If an angry client is in rapid-fire mode responding to what you say in less than about half a second then it is very likely that they are not giving conscious thought to what is being said to them. Those with this ability will frequently demonstrate trustworthiness, integrity, comfort, with ambiguity and openness to change.

Internal motivation

Frequently seen within veterinary professionals, internal motivation is about working with and for an inner vision of what is important, a curiosity and desire for learning and development, a drive that goes beyond external rewards such as money or status.

There is often a strong drive to achieve, optimism even in the face of failure and organisational commitment. There are also risks, particularly in the presence of an undue sense of perfectionism.
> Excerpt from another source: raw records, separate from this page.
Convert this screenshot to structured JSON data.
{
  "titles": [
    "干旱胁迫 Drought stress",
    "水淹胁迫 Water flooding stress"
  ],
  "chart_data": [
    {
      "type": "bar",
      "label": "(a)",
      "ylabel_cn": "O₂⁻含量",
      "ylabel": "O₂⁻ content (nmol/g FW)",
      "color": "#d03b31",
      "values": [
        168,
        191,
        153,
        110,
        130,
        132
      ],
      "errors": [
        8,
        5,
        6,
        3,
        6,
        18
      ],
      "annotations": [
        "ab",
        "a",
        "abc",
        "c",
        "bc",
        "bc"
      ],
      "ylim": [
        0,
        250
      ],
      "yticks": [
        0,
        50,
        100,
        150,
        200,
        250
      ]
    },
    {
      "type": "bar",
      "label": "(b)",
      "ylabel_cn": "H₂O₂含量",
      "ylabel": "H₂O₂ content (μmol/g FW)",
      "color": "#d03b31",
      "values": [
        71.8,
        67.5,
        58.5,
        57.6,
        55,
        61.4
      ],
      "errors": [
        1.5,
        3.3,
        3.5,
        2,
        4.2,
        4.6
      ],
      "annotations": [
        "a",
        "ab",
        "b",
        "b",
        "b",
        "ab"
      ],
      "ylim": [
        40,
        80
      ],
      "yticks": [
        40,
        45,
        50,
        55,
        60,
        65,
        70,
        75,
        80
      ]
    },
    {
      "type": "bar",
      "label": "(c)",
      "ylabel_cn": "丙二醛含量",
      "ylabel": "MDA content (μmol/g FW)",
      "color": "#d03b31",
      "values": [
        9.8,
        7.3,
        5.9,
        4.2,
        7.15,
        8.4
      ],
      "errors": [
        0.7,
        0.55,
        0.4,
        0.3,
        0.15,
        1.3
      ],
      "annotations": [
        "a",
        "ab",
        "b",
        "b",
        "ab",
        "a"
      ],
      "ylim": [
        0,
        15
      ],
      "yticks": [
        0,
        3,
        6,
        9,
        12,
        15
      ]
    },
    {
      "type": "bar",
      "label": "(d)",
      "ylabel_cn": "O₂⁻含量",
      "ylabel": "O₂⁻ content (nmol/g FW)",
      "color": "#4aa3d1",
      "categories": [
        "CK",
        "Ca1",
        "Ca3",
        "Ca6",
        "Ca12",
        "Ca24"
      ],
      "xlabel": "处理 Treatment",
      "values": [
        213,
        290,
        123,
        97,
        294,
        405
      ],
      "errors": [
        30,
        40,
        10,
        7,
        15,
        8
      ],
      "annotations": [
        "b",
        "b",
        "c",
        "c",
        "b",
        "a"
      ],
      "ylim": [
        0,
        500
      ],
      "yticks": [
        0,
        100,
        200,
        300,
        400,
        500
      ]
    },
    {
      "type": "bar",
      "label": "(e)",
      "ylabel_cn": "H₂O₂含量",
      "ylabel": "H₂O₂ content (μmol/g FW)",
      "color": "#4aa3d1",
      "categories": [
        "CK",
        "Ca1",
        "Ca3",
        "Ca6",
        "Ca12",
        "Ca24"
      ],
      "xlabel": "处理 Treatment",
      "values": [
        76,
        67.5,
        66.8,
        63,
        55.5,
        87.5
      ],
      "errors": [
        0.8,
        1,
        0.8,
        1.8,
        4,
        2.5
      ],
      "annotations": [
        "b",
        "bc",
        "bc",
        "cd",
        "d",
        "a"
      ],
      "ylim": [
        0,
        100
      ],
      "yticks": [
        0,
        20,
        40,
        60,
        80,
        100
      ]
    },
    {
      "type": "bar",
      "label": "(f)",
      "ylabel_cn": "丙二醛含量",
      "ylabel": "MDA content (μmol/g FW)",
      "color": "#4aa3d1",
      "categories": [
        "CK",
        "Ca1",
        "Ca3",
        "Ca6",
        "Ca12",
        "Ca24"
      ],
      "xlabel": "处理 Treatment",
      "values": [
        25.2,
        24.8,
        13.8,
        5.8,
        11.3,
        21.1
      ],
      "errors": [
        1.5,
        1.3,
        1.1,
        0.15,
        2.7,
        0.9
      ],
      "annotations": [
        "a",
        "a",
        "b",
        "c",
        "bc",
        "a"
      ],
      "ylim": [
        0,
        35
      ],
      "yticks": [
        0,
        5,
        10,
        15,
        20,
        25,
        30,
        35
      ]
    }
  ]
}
This relates to the ability to understand the emotional make-up of others and the skill to treat people according to their emotional reactions. It includes skills in building and maintaining relationships with those we come into contact with on a daily basis.

Though central to a service profession, empathy can tend to be somewhat less well developed in those with an isolated background and an intensive/competitive scientific training. Empathy often does, but does not necessarily, imply compassion; it can be used for both good and bad.

Social skills

This involves the ability to manage relationships, build networks, find common ground and build rapport. It will often help when leading change, being persuasive, building expertise and getting great performance from teams.

Whilst complex and somewhat uncertain, Emotional Intelligence reflects a central set of competences within what it is to be a veterinary professional.

Education in this area remains basic within the profession but in the increasingly more challenging environment ahead it may make the difference between success and failure.